Kanunkoyucu, ticari kazancın safi tutarının hesaplanması sırasında hasılattan indirilebilecek giderleri saymakla yetinmemiş, indirimi mümkün olamayacak giderleri de GVK’nun 41 inci maddesinde tek tek saymak suretiyle açıklamıştır.

Buna gore ;

 

        Teşebbüs sahibi ile eşinin ve çocuklarının işletmeden çektikleri paralar veya aynen aldıkları sair değerler ,



        Teşebbüs sahibinin kendisine, eşine, küçük çocuklarına işletmeden ödenen aylıklar, ücretler, ikramiyeler, komisyonlar ve tazminatlar,

        Teşebbüs sahibinin işletmeye koyduğu sermaye için yürütülecek faizler,

        Teşebbüs sahibinin, eşinin ve küçük çocuklarının işletmede cari hesap veya diğer şekillerdeki alacakları üzerinden yürütülecek faizler,

        Her türlü para cezaları ve vergi cezaları ile teşebbüs sahibinin suçlarından doğan tazminatlar ,

        Her türlü alkol ve alkollü içkiler ile tütün ve tütün mamullerine ait ilan ve reklâm giderlerinin % 50'si ,

        Kiralama yoluyla edinilen veya işletmede kayıtlı olan yat, kotra, tekne, sürat teknesi gibi motorlu deniz, uçak ve helikopter gibi hava taşıtlarından işletmenin esas faaliyet konusu ile ilgili olmayanların giderleri ile amortismanları, ve,

        Basın yoluyla işlenen fiillerden veya radyo ve televizyon yayınlarından doğacak maddî ve manevî zararlardan dolayı ödenen tazminat giderlerinin

ticari kazancın safi tutarının tespitinde gider olarak indirilmesi mümkün değildir.
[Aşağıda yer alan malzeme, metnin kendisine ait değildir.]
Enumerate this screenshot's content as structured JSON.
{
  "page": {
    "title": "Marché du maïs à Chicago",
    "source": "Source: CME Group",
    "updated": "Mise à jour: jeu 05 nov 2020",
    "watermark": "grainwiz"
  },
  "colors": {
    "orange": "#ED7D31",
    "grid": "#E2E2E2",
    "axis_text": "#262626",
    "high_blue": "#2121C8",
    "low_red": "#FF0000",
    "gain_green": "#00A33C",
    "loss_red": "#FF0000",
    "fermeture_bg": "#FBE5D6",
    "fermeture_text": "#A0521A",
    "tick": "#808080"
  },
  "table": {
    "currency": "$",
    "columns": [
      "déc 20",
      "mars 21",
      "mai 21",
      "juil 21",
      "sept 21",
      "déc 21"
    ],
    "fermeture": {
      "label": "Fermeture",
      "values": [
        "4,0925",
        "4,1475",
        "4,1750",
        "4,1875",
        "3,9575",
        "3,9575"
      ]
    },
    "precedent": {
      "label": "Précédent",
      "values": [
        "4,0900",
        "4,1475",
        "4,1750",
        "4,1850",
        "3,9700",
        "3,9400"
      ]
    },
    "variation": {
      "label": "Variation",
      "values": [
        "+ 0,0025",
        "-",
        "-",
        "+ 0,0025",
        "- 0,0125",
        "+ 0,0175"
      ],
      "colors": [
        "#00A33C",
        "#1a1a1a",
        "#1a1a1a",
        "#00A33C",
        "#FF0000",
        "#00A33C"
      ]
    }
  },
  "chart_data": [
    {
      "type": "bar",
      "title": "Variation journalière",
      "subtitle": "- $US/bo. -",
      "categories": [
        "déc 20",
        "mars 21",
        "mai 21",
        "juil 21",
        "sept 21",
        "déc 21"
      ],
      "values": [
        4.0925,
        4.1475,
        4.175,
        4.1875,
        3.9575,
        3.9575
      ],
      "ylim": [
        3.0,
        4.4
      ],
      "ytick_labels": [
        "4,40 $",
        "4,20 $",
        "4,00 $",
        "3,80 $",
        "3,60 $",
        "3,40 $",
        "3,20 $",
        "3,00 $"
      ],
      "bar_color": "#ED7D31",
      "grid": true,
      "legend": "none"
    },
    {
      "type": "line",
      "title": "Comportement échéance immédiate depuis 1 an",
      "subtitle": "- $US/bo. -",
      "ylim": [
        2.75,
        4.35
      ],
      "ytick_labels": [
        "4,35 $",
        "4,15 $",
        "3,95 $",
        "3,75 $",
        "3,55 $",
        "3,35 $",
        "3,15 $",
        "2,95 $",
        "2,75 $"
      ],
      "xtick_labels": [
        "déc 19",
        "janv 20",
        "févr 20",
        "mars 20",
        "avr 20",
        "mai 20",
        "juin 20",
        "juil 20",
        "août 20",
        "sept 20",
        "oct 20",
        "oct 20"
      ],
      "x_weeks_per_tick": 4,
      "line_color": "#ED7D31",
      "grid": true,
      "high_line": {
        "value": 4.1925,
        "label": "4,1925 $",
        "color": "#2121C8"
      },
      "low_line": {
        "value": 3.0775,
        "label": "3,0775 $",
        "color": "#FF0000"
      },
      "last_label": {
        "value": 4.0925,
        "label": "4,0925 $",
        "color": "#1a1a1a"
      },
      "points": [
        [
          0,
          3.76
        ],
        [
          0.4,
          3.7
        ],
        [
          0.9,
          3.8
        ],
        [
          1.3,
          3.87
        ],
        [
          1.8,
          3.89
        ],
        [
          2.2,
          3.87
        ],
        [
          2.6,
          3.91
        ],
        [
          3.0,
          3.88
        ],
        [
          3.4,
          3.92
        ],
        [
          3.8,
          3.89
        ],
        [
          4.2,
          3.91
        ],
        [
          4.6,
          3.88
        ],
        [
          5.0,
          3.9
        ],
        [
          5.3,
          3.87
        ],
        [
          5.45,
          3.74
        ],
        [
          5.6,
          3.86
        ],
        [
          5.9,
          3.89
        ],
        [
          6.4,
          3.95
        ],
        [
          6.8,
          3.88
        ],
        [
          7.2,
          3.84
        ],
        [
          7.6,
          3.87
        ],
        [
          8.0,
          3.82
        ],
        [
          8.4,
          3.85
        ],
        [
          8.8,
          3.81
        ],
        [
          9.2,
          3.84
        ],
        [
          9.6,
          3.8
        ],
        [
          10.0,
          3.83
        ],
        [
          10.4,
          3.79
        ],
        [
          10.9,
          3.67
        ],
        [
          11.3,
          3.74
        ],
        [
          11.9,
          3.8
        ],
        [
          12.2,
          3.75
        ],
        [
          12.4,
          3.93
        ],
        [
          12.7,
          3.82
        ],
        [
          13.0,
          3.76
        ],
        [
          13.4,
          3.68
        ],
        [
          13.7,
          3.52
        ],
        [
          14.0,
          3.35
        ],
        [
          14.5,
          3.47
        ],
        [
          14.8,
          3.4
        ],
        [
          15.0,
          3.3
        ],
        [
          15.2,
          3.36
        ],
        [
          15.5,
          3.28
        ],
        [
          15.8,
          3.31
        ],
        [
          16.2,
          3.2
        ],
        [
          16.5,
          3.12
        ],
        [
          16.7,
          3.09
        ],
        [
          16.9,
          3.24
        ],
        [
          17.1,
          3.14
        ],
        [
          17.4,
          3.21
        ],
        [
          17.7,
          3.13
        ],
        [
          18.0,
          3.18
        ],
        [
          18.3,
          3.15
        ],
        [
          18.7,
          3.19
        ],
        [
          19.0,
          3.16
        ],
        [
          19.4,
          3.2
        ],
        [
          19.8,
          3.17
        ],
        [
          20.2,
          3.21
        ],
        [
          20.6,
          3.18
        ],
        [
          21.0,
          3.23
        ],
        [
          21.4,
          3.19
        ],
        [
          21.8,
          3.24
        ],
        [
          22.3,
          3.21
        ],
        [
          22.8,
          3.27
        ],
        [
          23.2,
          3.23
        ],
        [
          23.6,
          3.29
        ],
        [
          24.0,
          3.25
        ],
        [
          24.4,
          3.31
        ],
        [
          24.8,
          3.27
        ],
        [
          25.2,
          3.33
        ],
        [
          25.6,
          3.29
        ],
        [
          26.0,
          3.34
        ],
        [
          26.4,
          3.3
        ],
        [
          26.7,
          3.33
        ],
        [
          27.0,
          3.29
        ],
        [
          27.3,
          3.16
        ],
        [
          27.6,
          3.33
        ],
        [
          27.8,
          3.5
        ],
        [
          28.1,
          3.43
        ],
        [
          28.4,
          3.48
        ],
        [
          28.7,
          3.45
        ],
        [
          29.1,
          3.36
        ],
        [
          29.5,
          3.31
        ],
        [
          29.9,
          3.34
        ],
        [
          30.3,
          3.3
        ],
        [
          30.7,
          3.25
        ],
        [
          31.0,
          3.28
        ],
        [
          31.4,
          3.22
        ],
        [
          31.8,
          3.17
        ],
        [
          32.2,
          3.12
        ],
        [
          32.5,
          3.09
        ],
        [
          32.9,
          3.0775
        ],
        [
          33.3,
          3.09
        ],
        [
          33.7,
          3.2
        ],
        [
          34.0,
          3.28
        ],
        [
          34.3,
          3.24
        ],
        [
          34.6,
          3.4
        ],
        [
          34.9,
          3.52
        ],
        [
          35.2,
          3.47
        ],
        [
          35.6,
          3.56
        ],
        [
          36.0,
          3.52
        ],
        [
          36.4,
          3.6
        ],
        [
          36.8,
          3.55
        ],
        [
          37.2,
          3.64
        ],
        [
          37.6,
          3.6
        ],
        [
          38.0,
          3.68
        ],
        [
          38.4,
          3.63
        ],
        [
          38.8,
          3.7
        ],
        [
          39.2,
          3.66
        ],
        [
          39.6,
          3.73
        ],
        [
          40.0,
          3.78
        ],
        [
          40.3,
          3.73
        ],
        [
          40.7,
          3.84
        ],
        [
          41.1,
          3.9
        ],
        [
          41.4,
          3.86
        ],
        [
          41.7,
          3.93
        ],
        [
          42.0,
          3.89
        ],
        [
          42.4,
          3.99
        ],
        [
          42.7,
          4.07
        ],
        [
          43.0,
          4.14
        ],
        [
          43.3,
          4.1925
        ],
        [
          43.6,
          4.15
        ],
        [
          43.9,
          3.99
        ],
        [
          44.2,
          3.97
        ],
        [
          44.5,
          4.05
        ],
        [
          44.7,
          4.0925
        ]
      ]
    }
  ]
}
Kanunkoyucu, ticari kazançların safi tutarının hesaplanması ve beyanı ile ilgili yukarıdaki hükümleri Gelir Vergisi Kanunu’na koyduktan sonra sosyal ve ekonomik sebeplerle, ticaret ve sanat erbabının bir kısmını vergiden muaf tutmuştur. Vergiden muaf tutulan bu grupta, motorlu nakil vasıtaları kullanmamak şartı ile gezici olarak veya bir iş yeri açmaksızın perakende ticaret ile iştigal edenler , bir iş yeri açmaksızın gezici olarak ve doğrudan doğruya müstehlike iş yapan hallaç, kalaycı, lehimci, musluk tamircisi, çilingir, ayakkabı tamircisi, kundura boyacısı, berber, nalbant, fotoğrafçı, odun ve kömür kırıcısı, çamaşır yıkayıcısı ve hamallar gibi küçük sanat erbabı, köylerde gezici olarak her türlü sanat işleri ile uğraşanlar ile aynı yerlerde aynı işleri bir iş yeri açmak suretiyle yapanlar, nehir, göl ve denizlerde ve su geçitlerinde toplamı 50 rüsum tonilatoya kadar makinesiz veya motorsuz nakil vasıtaları işletenler; hayvanla veya bir adet hayvan arabası ile nakliyecilik yapanlar , ziraat işlerinde kullandıkları hayvan, hayvan arabası, motor, traktör gibi vasıtalar veya sandallarla nakliyeciliği mutat hale getirmeksizin ara sıra ücret karşılığında eşya ve insan taşıyan çiftçiler, hariçten işçi almamak, muharrik kuvvet kullanmamak kayıt ve şartı ile oturdukları evlerde imal ettikleri havlu, örtü, çarşaf, çorap, halı, kilim, dokuma mamülleri, örgü, dantel, her nevi nakış işlerini ve her nevi turistik eşya, hasır, sepet, süpürge, paspas, fırça, yapma çiçek, ip ve urganları dükkân açmaksızın satanlar bulunmaktadır. Kanunda ayrıca, esnaf muaflığından faydalananların faaliyetleri ile ilgili olarak satın aldıkları mallara ve giderlerine ilişkin, gelir ve kurumlar vergisi mükelleflerinden aldıkları belgeleri saklamak zorunda oldukları hükme bağlanmıştır.



III.2 Zirai kazançlar

Gelir Vergisi Kanunu’nda, arazide, deniz, göl ve nehirlerde, ekim, dikim, bakım, üretme, yetiştirme ve ıslah yollarıyla veyahut doğrudan doğruya tabiattan istifade etmek suretiyle nebat, orman, hayvan, balık ve bunların mahsullerinin istihsalini, avlanmasını, avcıları ve yetiştiricileri tarafından muhafazasını, taşınmasını, satılmasını veya bu mahsullerden sair bir şekilde faydalanılması olarak tanımlanan zirai faaliyetten elde edilen gelirler, zirai kazanç olarak adlandırılmaktadır.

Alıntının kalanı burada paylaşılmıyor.